Imagine, it is the beginning of your new year. Your sales compensation analyst is spending their time translating your new sales commission plans into formulas in their commission worksheets. Hopefully there is nothing lost in the translation as to what was in your head when you designed the sales compensation plans, how you expected them to work and what is being entered into the commission worksheet. Your sales reps will need to be paid their commissions soon and they will let you know if they were underpaid!
In this process your sales compensation analyst is also your sales measure crediting engine, determining who gets credit for what, how the manager will receive credit on the sales made by the sales reps in their organization and if there are any team members who will also be paid on these sales. The accuracy of this crediting is left up to your sales compensation analyst based on their understanding of how sales crediting should work. And remember, you will hear from the sales rep when they are missing credit for a sale but probably won’t hear from them if they received extra.

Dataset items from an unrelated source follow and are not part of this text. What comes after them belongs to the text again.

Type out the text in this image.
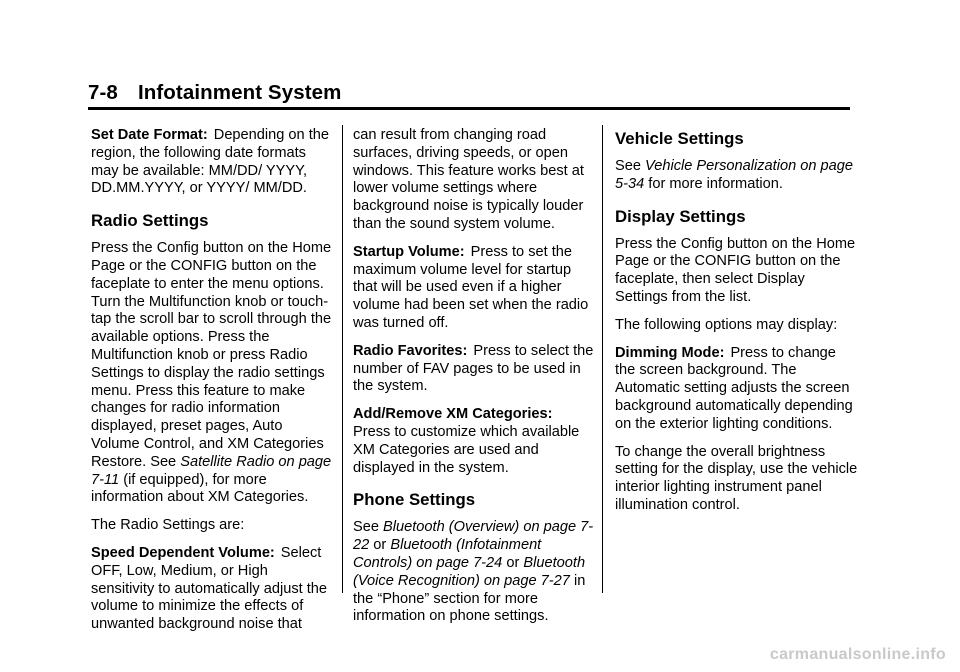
7-8 Infotainment System

Set Date Format: Depending on the region, the following date formats may be available: MM/DD/ YYYY, DD.MM.YYYY, or YYYY/ MM/DD.

Radio Settings

Press the Config button on the Home Page or the CONFIG button on the faceplate to enter the menu options. Turn the Multifunction knob or touch-tap the scroll bar to scroll through the available options. Press the Multifunction knob or press Radio Settings to display the radio settings menu. Press this feature to make changes for radio information displayed, preset pages, Auto Volume Control, and XM Categories Restore. See Satellite Radio on page 7-11 (if equipped), for more information about XM Categories.

The Radio Settings are:

Speed Dependent Volume: Select OFF, Low, Medium, or High sensitivity to automatically adjust the volume to minimize the effects of unwanted background noise that

can result from changing road surfaces, driving speeds, or open windows. This feature works best at lower volume settings where background noise is typically louder than the sound system volume.

Startup Volume: Press to set the maximum volume level for startup that will be used even if a higher volume had been set when the radio was turned off.

Radio Favorites: Press to select the number of FAV pages to be used in the system.

Add/Remove XM Categories:
Press to customize which available XM Categories are used and displayed in the system.

Phone Settings

See Bluetooth (Overview) on page 7-22 or Bluetooth (Infotainment Controls) on page 7-24 or Bluetooth (Voice Recognition) on page 7-27 in the “Phone” section for more information on phone settings.

Vehicle Settings

See Vehicle Personalization on page 5-34 for more information.

Display Settings

Press the Config button on the Home Page or the CONFIG button on the faceplate, then select Display Settings from the list.

The following options may display:

Dimming Mode: Press to change the screen background. The Automatic setting adjusts the screen background automatically depending on the exterior lighting conditions.

To change the overall brightness setting for the display, use the vehicle interior lighting instrument panel illumination control.

carmanualsonline.info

Once the crediting of your sales data has taken place, which means each sale has been copied to each rep’s worksheet in the current month’s commission workbook; your sales compensation analyst then becomes your calculation engine. The commission rate the sale is paid on is determined by the accuracy of the commission formula they created in their spreadsheet, which don’t forget was interpreted from the design document you provided or the signed commission plan documents you gave your sales rep.
It is like the game of gossip we played as kids, each step away from the person who designed the sales compensation plan is a chance to get something wrong. Personally I have audited many commission spreadsheets and have always found something wrong. Again, you will always hear about the underpayment but hardly ever about the overpayment. In these audits, I usually find notes in spreadsheets like the example below explaining all the exceptions. Based on a study done at the University of Hawaii by Professor Panko, 90% of spreadsheets have errors and these errors are costing you money.

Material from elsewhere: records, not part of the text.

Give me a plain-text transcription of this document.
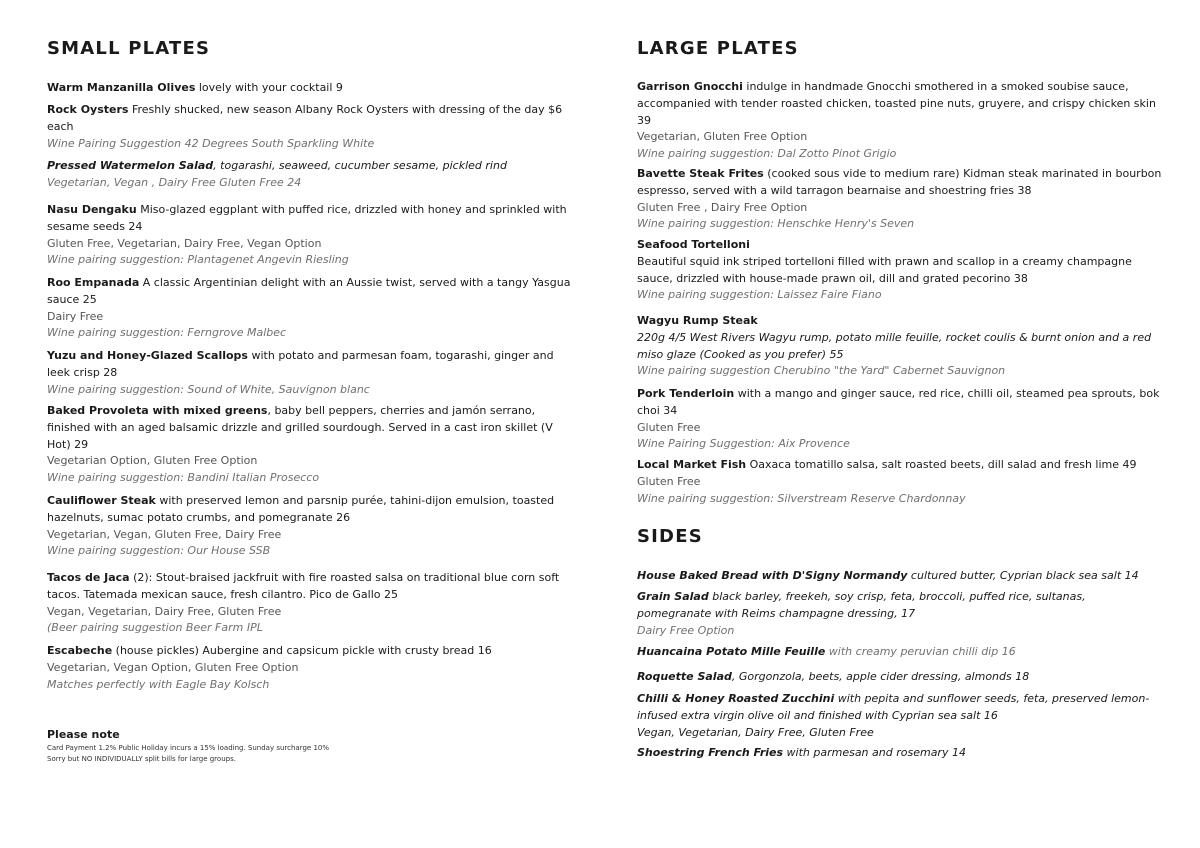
SMALL PLATES
Warm Manzanilla Olives lovely with your cocktail 9
Rock Oysters Freshly shucked, new season Albany Rock Oysters with dressing of the day $6 each
Wine Pairing Suggestion 42 Degrees South Sparkling White
Pressed Watermelon Salad, togarashi, seaweed, cucumber sesame, pickled rind
Vegetarian, Vegan , Dairy Free Gluten Free 24
Nasu Dengaku Miso-glazed eggplant with puffed rice, drizzled with honey and sprinkled with sesame seeds 24
Gluten Free, Vegetarian, Dairy Free, Vegan Option
Wine pairing suggestion: Plantagenet Angevin Riesling
Roo Empanada A classic Argentinian delight with an Aussie twist, served with a tangy Yasgua sauce 25
Dairy Free
Wine pairing suggestion: Ferngrove Malbec
Yuzu and Honey-Glazed Scallops with potato and parmesan foam, togarashi, ginger and leek crisp 28
Wine pairing suggestion: Sound of White, Sauvignon blanc
Baked Provoleta with mixed greens, baby bell peppers, cherries and jamón serrano, finished with an aged balsamic drizzle and grilled sourdough. Served in a cast iron skillet (V Hot) 29
Vegetarian Option, Gluten Free Option
Wine pairing suggestion: Bandini Italian Prosecco
Cauliflower Steak with preserved lemon and parsnip purée, tahini-dijon emulsion, toasted hazelnuts, sumac potato crumbs, and pomegranate 26
Vegetarian, Vegan, Gluten Free, Dairy Free
Wine pairing suggestion: Our House SSB
Tacos de Jaca (2): Stout-braised jackfruit with fire roasted salsa on traditional blue corn soft tacos. Tatemada mexican sauce, fresh cilantro. Pico de Gallo 25
Vegan, Vegetarian, Dairy Free, Gluten Free
(Beer pairing suggestion Beer Farm IPL
Escabeche (house pickles) Aubergine and capsicum pickle with crusty bread 16
Vegetarian, Vegan Option, Gluten Free Option
Matches perfectly with Eagle Bay Kolsch
Please note
Card Payment 1.2% Public Holiday incurs a 15% loading. Sunday surcharge 10%
Sorry but NO INDIVIDUALLY split bills for large groups.
LARGE PLATES
Garrison Gnocchi indulge in handmade Gnocchi smothered in a smoked soubise sauce, accompanied with tender roasted chicken, toasted pine nuts, gruyere, and crispy chicken skin 39
Vegetarian, Gluten Free Option
Wine pairing suggestion: Dal Zotto Pinot Grigio
Bavette Steak Frites (cooked sous vide to medium rare) Kidman steak marinated in bourbon espresso, served with a wild tarragon bearnaise and shoestring fries 38
Gluten Free , Dairy Free Option
Wine pairing suggestion: Henschke Henry's Seven
Seafood Tortelloni
Beautiful squid ink striped tortelloni filled with prawn and scallop in a creamy champagne sauce, drizzled with house-made prawn oil, dill and grated pecorino 38
Wine pairing suggestion: Laissez Faire Fiano
Wagyu Rump Steak
220g 4/5 West Rivers Wagyu rump, potato mille feuille, rocket coulis & burnt onion and a red miso glaze (Cooked as you prefer) 55
Wine pairing suggestion Cherubino "the Yard" Cabernet Sauvignon
Pork Tenderloin with a mango and ginger sauce, red rice, chilli oil, steamed pea sprouts, bok choi 34
Gluten Free
Wine Pairing Suggestion: Aix Provence
Local Market Fish Oaxaca tomatillo salsa, salt roasted beets, dill salad and fresh lime 49
Gluten Free
Wine pairing suggestion: Silverstream Reserve Chardonnay
SIDES
House Baked Bread with D'Signy Normandy cultured butter, Cyprian black sea salt 14
Grain Salad black barley, freekeh, soy crisp, feta, broccoli, puffed rice, sultanas, pomegranate with Reims champagne dressing, 17
Dairy Free Option
Huancaina Potato Mille Feuille with creamy peruvian chilli dip 16
Roquette Salad, Gorgonzola, beets, apple cider dressing, almonds 18
Chilli & Honey Roasted Zucchini with pepita and sunflower seeds, feta, preserved lemon-infused extra virgin olive oil and finished with Cyprian sea salt 16
Vegan, Vegetarian, Dairy Free, Gluten Free
Shoestring French Fries with parmesan and rosemary 14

In some states, like Massachusetts for example, if your employee sues over commissions and wins, you could be liable for THREE TIMES the amount of the error. The key to avoiding problems is to make sure the commission plans you designed are documented and signed by the sales rep and administered by the sales compensation analyst exactly the way they were designed. The best way accomplish this is thorough automation of your entire sales compensation plan process from design the plans, through calculating the commission and ending with commission statements for sales reps.